On peut alors saisir cet évitement à travers la réponse « nous maintenons le dialogue avec les autorités » donnée par la société MMG (Mineras and metals group), la veille de cet événement. « C’est la loi. Il faut qu’elle soit respectée et que l’État tire profit de ses ressources », considère Freddy Kitoko. Ce président de la plate-forme d’Investissement durable au Katanga (IDAK) pense qu’il n’y a plus grand-chose à changer, la loi ayant été promulguée.

Cuivre et cobalt au cœur de l’économie congolaise

L’économie du Katanga dépend essentiellement de l’extraction du cuivre et du cobalt. Un secteur dont dépendent de nombreuses sociétés du secteur tertiaire. Par ailleurs, malgré plus d’un million de tonnes de cuivre l’an produit depuis près de 5 ans, le taux de pauvreté reste plus élevé, tout comme le chômage. C’est en raison d’une forte mécanisation de l’industrie minière, expliquent les spécialistes. Mais aussi les demandes d’emploi dans cette région sont nombreuses, tant les mines attirent les déplacements des populations des régions congolaises voisines.

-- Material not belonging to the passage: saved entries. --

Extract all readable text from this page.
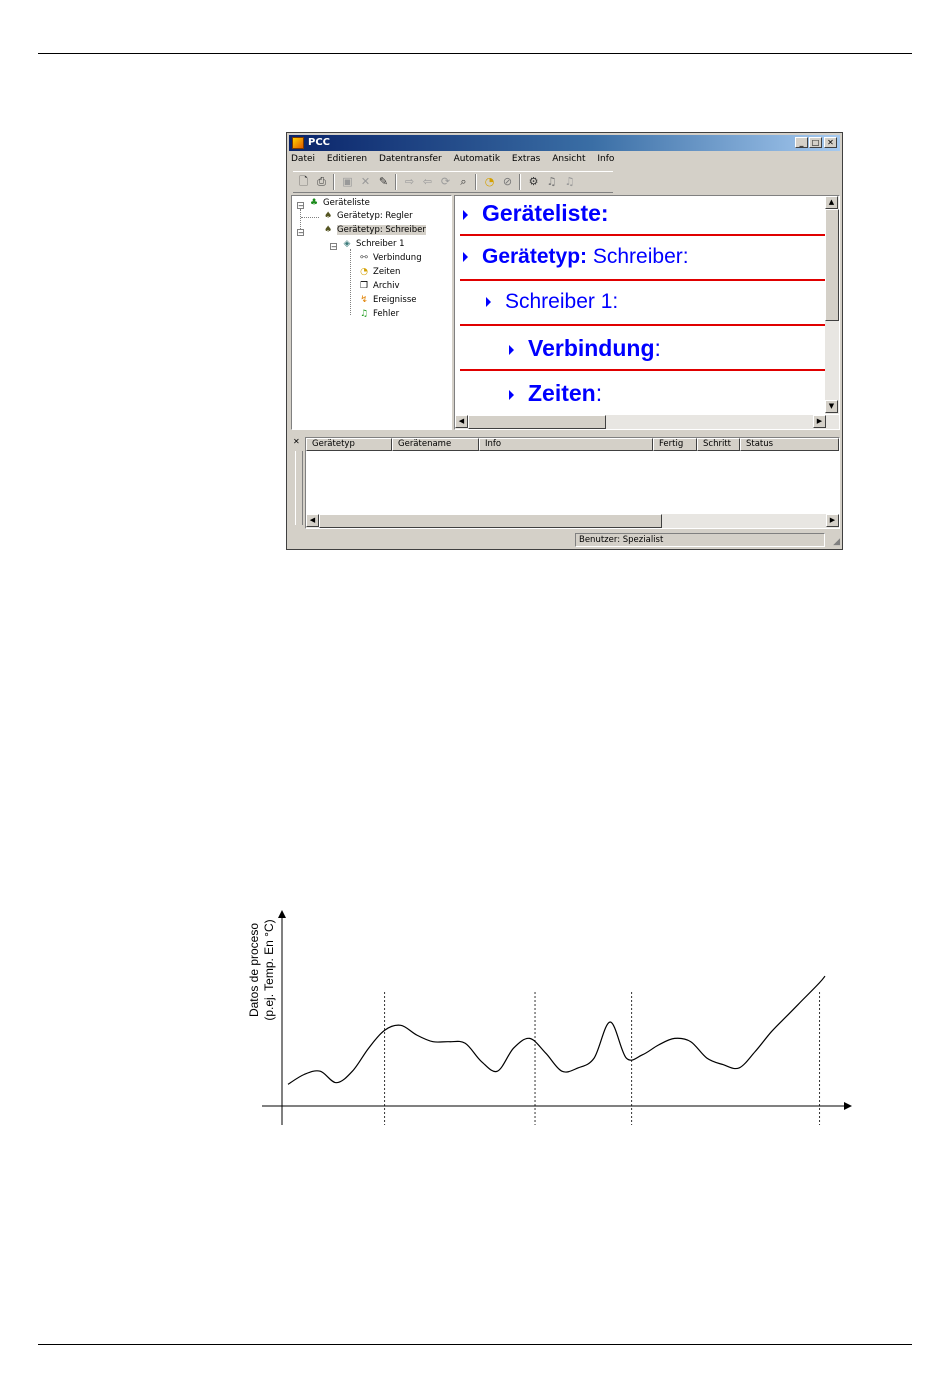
PCC	_	□ ✕
Datei Editieren Datentransfer Automatik Extras Ansicht Info
🗋 ⎙	▣ ✕ ✎	⇨ ⇦ ⟳ ⌕	◔ ⊘	⚙ ♫ ♫
− ♣ Geräteliste
♠ Gerätetyp: Regler
− ♠ Gerätetyp: Schreiber
− ◈ Schreiber 1
⚯ Verbindung
◔ Zeiten
❐ Archiv
↯ Ereignisse
♫ Fehler
Geräteliste:
Gerätetyp: Schreiber:
Schreiber 1:
Verbindung:
Zeiten:
▲
▼
◀	▶
✕	Gerätetyp	Gerätename	Info	Fertig	Schritt	Status
◀	▶
Benutzer: Spezialist	◢
Datos de proceso (p.ej. Temp. En °C)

Si la société civile appuie la taxation à 10% pour les minerais stratégiques, c’est parce qu’elle espère que les communautés riveraines des mines en tirent profit. Le code minier, en effet, répartit la redevance minière entre l’Etat central, les provinces et les entités administratives locales. Ces dernières, explique Richard Mukena de l’ONG Afrewatch, « auront droit à 15% de la rétrocession sur la redevance minière. C’est une chose que nous, en tant qu’acteurs de la société civile, nous saluons. Parce que ça va apporter beaucoup d’argent à la population et à l’Etat congolais ».

Mais se pose le problème de déficit de formation et d’organisation de ces entités, indique Florent Musha du collectif des économistes de la société civile du Haut-Katanga. Un état des faits qui fait que certains activistes de la société civile redoutent que les fonds soient dilapidés. « Il faut encore un peu de temps pour organiser tout cela », admet Freddy Kitoko, plus optimiste. Dans le Haut-Katanga, les autorités ont initié pour palier ce déficit, une plate-forme de cogestion de la redevance minière avec les entités ne disposant pas d’assez de compétences pour agir seules.